Fosse così, saremmo nell’ambito della filosofia politica e io mi chiamerei fuori, in partenza. Leggerei i testi di chi è più colto e preparato di me, per mero interesse personale. Io invece vi lascio con un ultimo grafico, il quale ci mostra come sotto il pelo dell’acqua ci sia un iceberg enorme in attesa, un altro evento creditizio epocale, tipico della fine (nel caso attuale, anticipata ed emergenziale) di ogni ciclo di contrazione monetaria della Fed: un’altra Lehman che gira per i mari, in attesa di un ecoscandaglio meno preciso degli altri da buggerare. E di un Titanic da affondare.
Quello riportato nel grafico è infatti il cosiddetto FED model e ci dice che attualmente i titoli azionari sono ancora sì più attrattivi dei bond in prospettiva (linea azzurra), ma che il rischio enorme – e che cresce di magnitudo ogni giorno che passa – è quello di un mercato equity che non abbia prezzato in maniera realistica e sufficiente il potenziale di cattive notizie macro che giungano nel futuro prossimo da economia reale e, sopratutto, dal fronte degli utili (linea nera). L’ultima volta che si verificò una situazione simile nel FED model fu infatti sul finire del 2006, quando il ciclo economico andava sgonfiandosi in perfetta antitesi con la bolla della leva, creando i presupposti per la grande crisi.
Come? Come accadde, ad esempio, qualche anno prima con la crisi di Ltcm (1998), quando un collasso della curva dei tassi americani come quella in atto oggi fece implodere proprio le scommesse a leva del grande fondo speculativo. Le cui conseguenze sarebbero state ben peggiori, a livello Lehman per carattere globale, se la Fed in quel caso non fosse intervenuta. Erano le prove generali di quanto sarebbe accaduto di nuovo, ancorché in maniera strutturalmente e strategicamente differente, dieci anni dopo. Quando la Fed decise di non intervenire. Chissà come mai?
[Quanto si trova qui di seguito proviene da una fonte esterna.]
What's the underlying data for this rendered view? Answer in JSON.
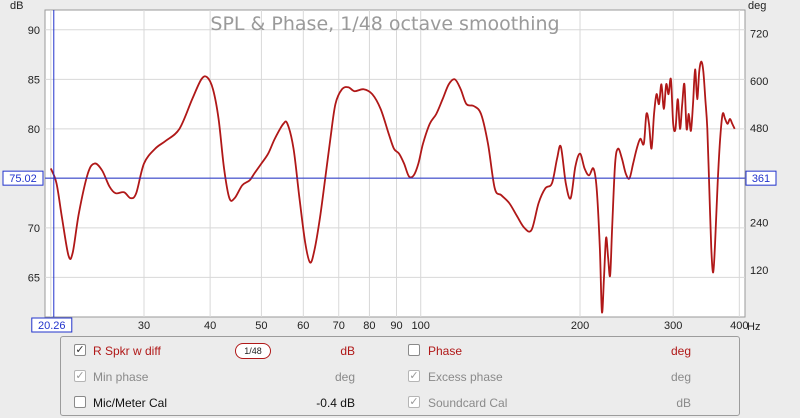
{
  "chart_data": {
    "type": "line",
    "title": "SPL & Phase, 1/48 octave smoothing",
    "x_unit": "Hz",
    "y_left_unit": "dB",
    "y_right_unit": "deg",
    "x_scale": "log",
    "xlim": [
      19.5,
      410
    ],
    "ylim_left": [
      61,
      92
    ],
    "ylim_right": [
      0,
      780
    ],
    "x_ticks": [
      30,
      40,
      50,
      60,
      70,
      80,
      90,
      100,
      200,
      300,
      400
    ],
    "x_tick_labels": [
      "30",
      "40",
      "50",
      "60",
      "70",
      "80",
      "90",
      "100",
      "200",
      "300",
      "400"
    ],
    "y_left_ticks": [
      65,
      70,
      75,
      80,
      85,
      90
    ],
    "y_left_tick_labels": [
      "65",
      "70",
      "75",
      "80",
      "85",
      "90"
    ],
    "y_right_ticks": [
      120,
      240,
      360,
      480,
      600,
      720
    ],
    "y_right_tick_labels": [
      "120",
      "240",
      "360",
      "480",
      "600",
      "720"
    ],
    "grid": true,
    "cursor": {
      "x": 20.26,
      "x_label": "20.26",
      "y": 75.02,
      "y_label": "75.02",
      "y_right_label": "361"
    },
    "series": [
      {
        "name": "R Spkr w diff",
        "color": "#b01818",
        "points": [
          [
            20.0,
            76.0
          ],
          [
            20.5,
            74.5
          ],
          [
            21.0,
            71.0
          ],
          [
            21.6,
            67.2
          ],
          [
            22.0,
            67.5
          ],
          [
            22.6,
            71.5
          ],
          [
            23.5,
            75.5
          ],
          [
            24.2,
            76.5
          ],
          [
            25.0,
            75.8
          ],
          [
            25.8,
            74.2
          ],
          [
            26.5,
            73.5
          ],
          [
            27.5,
            73.6
          ],
          [
            28.3,
            73.0
          ],
          [
            29.0,
            73.5
          ],
          [
            30.0,
            76.5
          ],
          [
            31.5,
            78.0
          ],
          [
            33.0,
            78.8
          ],
          [
            35.0,
            80.0
          ],
          [
            37.0,
            83.0
          ],
          [
            38.5,
            85.0
          ],
          [
            39.5,
            85.2
          ],
          [
            40.5,
            84.0
          ],
          [
            41.5,
            81.0
          ],
          [
            42.5,
            76.0
          ],
          [
            43.5,
            73.0
          ],
          [
            44.5,
            73.0
          ],
          [
            46.0,
            74.3
          ],
          [
            47.5,
            74.8
          ],
          [
            48.5,
            75.5
          ],
          [
            50.0,
            76.5
          ],
          [
            51.5,
            77.5
          ],
          [
            53.0,
            79.0
          ],
          [
            55.0,
            80.5
          ],
          [
            56.0,
            80.5
          ],
          [
            57.5,
            78.0
          ],
          [
            59.0,
            73.0
          ],
          [
            60.5,
            68.5
          ],
          [
            61.8,
            66.5
          ],
          [
            63.0,
            67.8
          ],
          [
            64.5,
            71.0
          ],
          [
            66.0,
            75.0
          ],
          [
            67.5,
            79.0
          ],
          [
            69.0,
            82.5
          ],
          [
            71.0,
            84.0
          ],
          [
            73.0,
            84.2
          ],
          [
            75.0,
            83.8
          ],
          [
            78.0,
            84.0
          ],
          [
            81.0,
            83.5
          ],
          [
            84.0,
            82.0
          ],
          [
            87.0,
            79.5
          ],
          [
            89.0,
            78.0
          ],
          [
            91.0,
            77.5
          ],
          [
            93.0,
            76.5
          ],
          [
            95.0,
            75.2
          ],
          [
            97.0,
            75.3
          ],
          [
            99.0,
            76.5
          ],
          [
            101.0,
            78.5
          ],
          [
            104.0,
            80.5
          ],
          [
            107.0,
            81.5
          ],
          [
            110.0,
            83.0
          ],
          [
            113.0,
            84.5
          ],
          [
            116.0,
            85.0
          ],
          [
            119.0,
            84.0
          ],
          [
            122.0,
            82.5
          ],
          [
            126.0,
            82.3
          ],
          [
            130.0,
            81.5
          ],
          [
            134.0,
            78.5
          ],
          [
            138.0,
            74.0
          ],
          [
            142.0,
            73.3
          ],
          [
            147.0,
            72.5
          ],
          [
            152.0,
            71.2
          ],
          [
            157.0,
            70.0
          ],
          [
            162.0,
            69.8
          ],
          [
            167.0,
            72.5
          ],
          [
            172.0,
            74.0
          ],
          [
            177.0,
            74.5
          ],
          [
            181.0,
            77.0
          ],
          [
            184.0,
            78.2
          ],
          [
            188.0,
            74.5
          ],
          [
            192.0,
            73.0
          ],
          [
            196.0,
            76.2
          ],
          [
            200.0,
            77.5
          ],
          [
            204.0,
            76.0
          ],
          [
            208.0,
            75.3
          ],
          [
            212.0,
            76.0
          ],
          [
            215.0,
            74.0
          ],
          [
            218.0,
            68.0
          ],
          [
            220.0,
            61.5
          ],
          [
            222.0,
            65.0
          ],
          [
            224.0,
            69.0
          ],
          [
            226.0,
            67.0
          ],
          [
            228.0,
            65.2
          ],
          [
            230.0,
            70.0
          ],
          [
            233.0,
            76.5
          ],
          [
            236.0,
            78.0
          ],
          [
            240.0,
            77.0
          ],
          [
            244.0,
            75.5
          ],
          [
            248.0,
            75.0
          ],
          [
            252.0,
            76.5
          ],
          [
            256.0,
            78.0
          ],
          [
            260.0,
            79.0
          ],
          [
            264.0,
            78.5
          ],
          [
            267.0,
            81.5
          ],
          [
            270.0,
            80.5
          ],
          [
            273.0,
            78.0
          ],
          [
            276.0,
            81.5
          ],
          [
            279.0,
            83.5
          ],
          [
            282.0,
            82.5
          ],
          [
            285.0,
            84.5
          ],
          [
            288.0,
            82.0
          ],
          [
            291.0,
            84.5
          ],
          [
            294.0,
            83.5
          ],
          [
            297.0,
            85.0
          ],
          [
            300.0,
            80.5
          ],
          [
            303.0,
            80.0
          ],
          [
            306.0,
            83.0
          ],
          [
            309.0,
            80.0
          ],
          [
            312.0,
            82.5
          ],
          [
            315.0,
            84.5
          ],
          [
            318.0,
            80.0
          ],
          [
            321.0,
            81.5
          ],
          [
            324.0,
            79.8
          ],
          [
            327.0,
            82.5
          ],
          [
            330.0,
            86.0
          ],
          [
            333.0,
            83.0
          ],
          [
            336.0,
            85.8
          ],
          [
            339.0,
            86.8
          ],
          [
            342.0,
            85.8
          ],
          [
            345.0,
            83.0
          ],
          [
            348.0,
            80.0
          ],
          [
            351.0,
            74.0
          ],
          [
            354.0,
            68.0
          ],
          [
            357.0,
            65.5
          ],
          [
            360.0,
            68.5
          ],
          [
            364.0,
            74.5
          ],
          [
            368.0,
            79.0
          ],
          [
            372.0,
            81.5
          ],
          [
            376.0,
            81.0
          ],
          [
            380.0,
            80.5
          ],
          [
            384.0,
            81.0
          ],
          [
            388.0,
            80.5
          ],
          [
            392.0,
            80.0
          ]
        ]
      }
    ]
  },
  "legend": {
    "rows": [
      {
        "left": {
          "label": "R Spkr w diff",
          "checked": true,
          "greyed": false,
          "unit": "dB",
          "smoothing": "1/48"
        },
        "right": {
          "label": "Phase",
          "checked": false,
          "greyed": false,
          "unit": "deg"
        }
      },
      {
        "left": {
          "label": "Min phase",
          "checked": true,
          "greyed": true,
          "unit": "deg"
        },
        "right": {
          "label": "Excess phase",
          "checked": true,
          "greyed": true,
          "unit": "deg"
        }
      },
      {
        "left": {
          "label": "Mic/Meter Cal",
          "checked": false,
          "greyed": false,
          "unit": "-0.4 dB"
        },
        "right": {
          "label": "Soundcard Cal",
          "checked": true,
          "greyed": true,
          "unit": "dB"
        }
      }
    ],
    "check_glyph": "✓"
  }
}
Attenzione, siamo in un nuovo mondo. Ma occorre un altro Big Bang per farcelo accettare e accelerare le pratiche faustiane in atto, ancorché – come dice il professor Tremonti – le regole del gioco siano già cambiate. Facebook non è mai stato “solo” un social network, sappiatelo. I vostri selfies al mare o le fotografie dei paccheri allo scoglio che state mangiando hanno, da sempre, avuto un’altra finalità ontologica di fondo: stiamo scoprendolo solo ora. Manca però un tassello, manca lo shock. Prodromico magari alla definizione dello status stesso di Libra, oggi non a caso ancora molto opaco e in bilico fra criptovaluta e sistema di pagamento alternativo. A quando il primo vagito del nuovo mondo?